The Anderson Silva rope-a-dope continues. Just a few days after softening his stance on fighting Jon Jones, the UFC champion’s manager is still gunning for a Georges St-Pierre Superfight. Apparently one of these guys did not the memo.
Silva’s manager Ed Soares was a guest this week on Inside MMA. Soares is singing a bit a different tune than his main client sang last week. Silva downplayed the GSP fight and gave his first indication that he was at least open to fighting Jon Jones at catch weight. Soares on the other hand is still focused on getting his hands on a GSP vs. Silva pay day.
“At the end of the day, GSP is the greatest welterweight of all time,” Soares said. “People argue back and forth who the greatest pound-for-pound fighter in the world is. Some people say it’s Anderson, some people say it’s Georges St-Pierre. So I think the way to settle it is to do a catch weight at 177 1/2, right down the middle, and see what happens.

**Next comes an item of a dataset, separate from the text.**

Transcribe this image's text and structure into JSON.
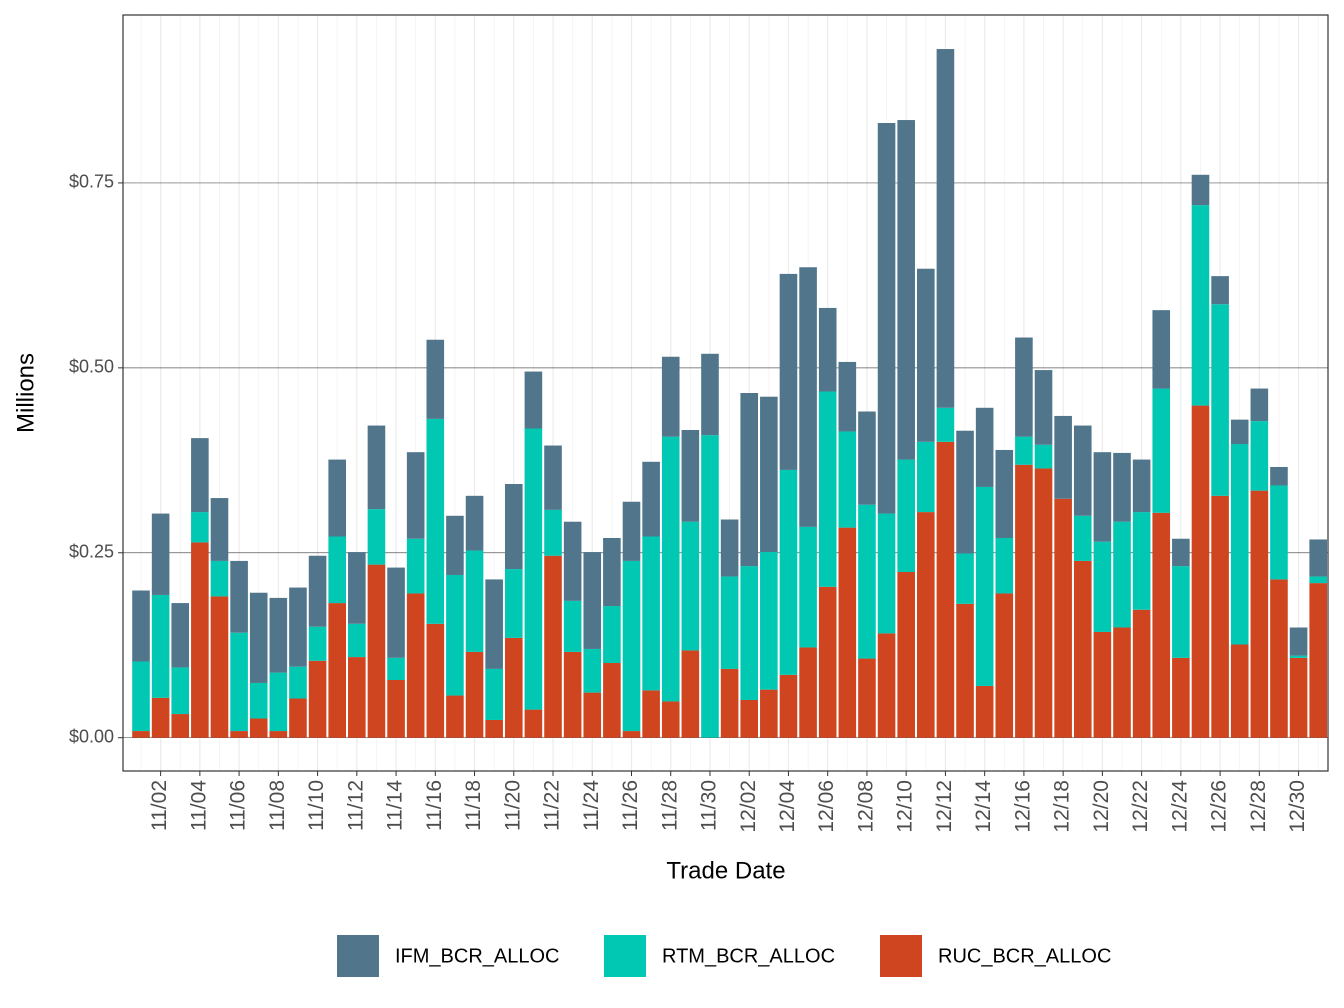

I think it’ll be a fight that the fans want to see and it’ll be a great fight.”
It is certainly an interesting fight I’ll give him that. I am also intrigued with his offer to go down to 177 1/2, but I don’t know if that will be enough to get the fight signed. GSP has said numerous times that he doesn’t want to fight any heavier than 170. Silva has said that he would drop to 170 for the fight so this new 177 1/2 catch weight is maybe a last ditch effort to reel in their big fish.
I thought Soares’ answer for other future fights was interesting as well. Talk about a guy that is all over the place here.
“Who knows what’s next. Maybe after (a possible fight with St-Pierre), who knows. A possibility it could be (Jon Jones), or maybe even Bisping,” Soares said. “There are so many different fighters out there that could potentially be big fights.”
It sounds to me that the UFC and Silva are starting to prepare for life without a GSP vs. Silva Superfight. Silva’s manager has millions of obvious reasons to push for it and maybe he’ll get it at 177 1/2. I just wouldn’t count on it at this point.